Lenovo has recalled over twenty thousand "LS-15" label power cords in use with numerous models of notebook computers, following similar actions by HP and Toshiba earlier this year.
The Australian Competition and Consumer Commission announced that affected AC power cables' electrical insulation may deteriorate and pose "a potential fire and burn hazard" upon overheating.
A report from Lenovo stated that 17 cases of "property damage to affected models due to power cord failures, together with minor property damage to surrounding personal property" had been notified to the vendor. None of the instances involved "personal injury" and none involved customers from Australia or New Zealand.
This year has seen several major global vendors recall "LS-15" power cables over fire concerns. Last month, Toshiba recalled cords for a range of its notebook computers, and in August, Hewlett-Packard did the same for six million notebook and mini notebook devices.
The LS-15 model is made by Taiwanese supplier Linetek. Lenovo attributed the defect to "inconsistent combining of flame retardant compounds in plug of power cord".
The vendor reported that 20,815 computers are exposed to the recall, with over 10,000 sold in NSW and over 8000 in Victoria.
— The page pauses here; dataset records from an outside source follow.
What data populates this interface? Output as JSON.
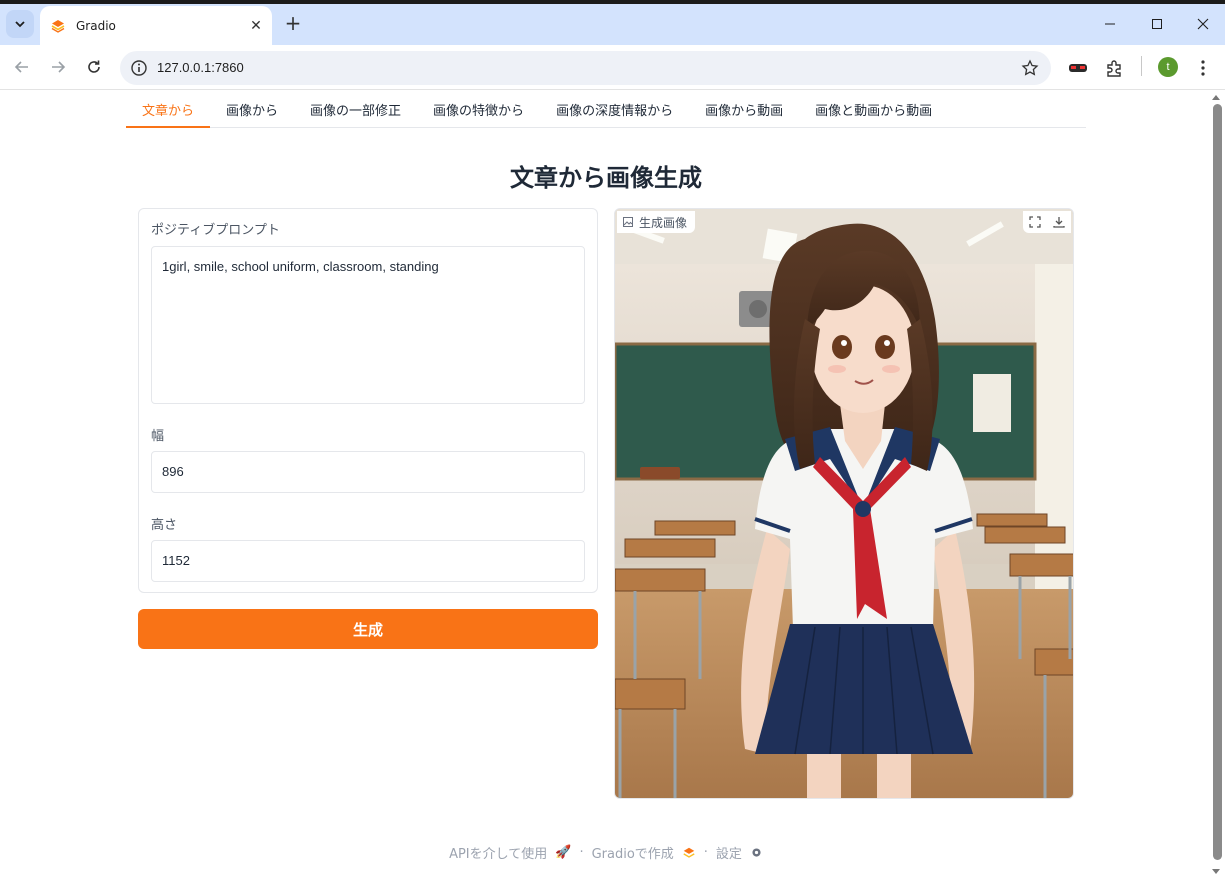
{
  "browser": {
    "tab_title": "Gradio",
    "url": "127.0.0.1:7860",
    "profile_initial": "t"
  },
  "nav_tabs": [
    {
      "label": "文章から",
      "active": true
    },
    {
      "label": "画像から",
      "active": false
    },
    {
      "label": "画像の一部修正",
      "active": false
    },
    {
      "label": "画像の特徴から",
      "active": false
    },
    {
      "label": "画像の深度情報から",
      "active": false
    },
    {
      "label": "画像から動画",
      "active": false
    },
    {
      "label": "画像と動画から動画",
      "active": false
    }
  ],
  "page_title": "文章から画像生成",
  "form": {
    "prompt_label": "ポジティブプロンプト",
    "prompt_value": "1girl, smile, school uniform, classroom, standing",
    "width_label": "幅",
    "width_value": "896",
    "height_label": "高さ",
    "height_value": "1152",
    "generate_label": "生成"
  },
  "output": {
    "label": "生成画像"
  },
  "footer": {
    "api": "APIを介して使用",
    "built_with": "Gradioで作成",
    "settings": "設定"
  },
  "colors": {
    "accent": "#f97316",
    "tabstrip": "#d3e3fd"
  }
}
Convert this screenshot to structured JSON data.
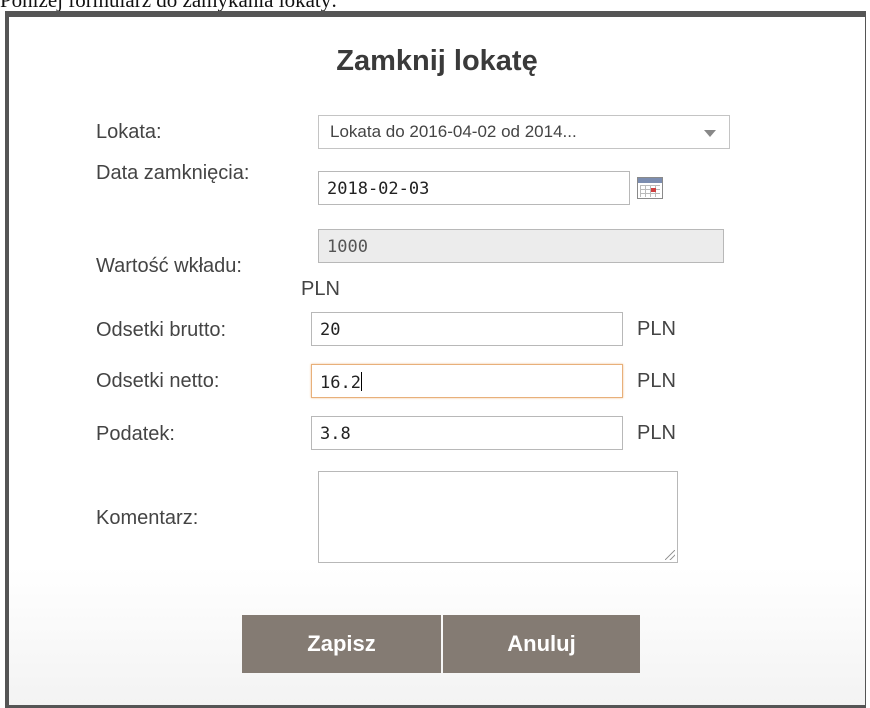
{
  "page": {
    "intro_text": "Poniżej formularz do zamykania lokaty:"
  },
  "modal": {
    "title": "Zamknij lokatę"
  },
  "form": {
    "lokata": {
      "label": "Lokata:",
      "selected": "Lokata do 2016-04-02 od 2014..."
    },
    "data_zamkniecia": {
      "label": "Data zamknięcia:",
      "value": "2018-02-03",
      "icon": "calendar-icon"
    },
    "wartosc_wkladu": {
      "label": "Wartość wkładu:",
      "value": "1000",
      "unit": "PLN"
    },
    "odsetki_brutto": {
      "label": "Odsetki brutto:",
      "value": "20",
      "unit": "PLN"
    },
    "odsetki_netto": {
      "label": "Odsetki netto:",
      "value": "16.2",
      "unit": "PLN"
    },
    "podatek": {
      "label": "Podatek:",
      "value": "3.8",
      "unit": "PLN"
    },
    "komentarz": {
      "label": "Komentarz:",
      "value": ""
    }
  },
  "buttons": {
    "save_label": "Zapisz",
    "cancel_label": "Anuluj"
  }
}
The ACCC explicitly referred to 11 notebook models that are affected: S10-3, S10-3t, Y560, Y560p, Y570, G550, G570, G575, G560, Z560 and Z570. However, the Lenovo website shows a much longer list of potentially affected models. The vendor page has a validation tool to determine whether a particular cord should be returned.
The recall applies to sales between February 2011 and June 2012 inclusive. The cable may have been bundled with a notebook or distributed by itself.
Lenovo stated that a free replacement would be provided for recalled cords.
"If you have a power cord that has been recalled, please be advised that until the replacement cord arrives, you should turn off your system, remove the cord, and dispose of it in a recycle or waste bin," read the recall notice from the ACCC.
"Customers should save the power brick adaptor as the replacement cable will only be the cord going from the power brick adaptor to the wall socket outlet. Customers can continue to use the computer on battery power."
Notebooks under recall were sold through the Australian channel by distributors Ingram Micro, Synnex and Dicker Data.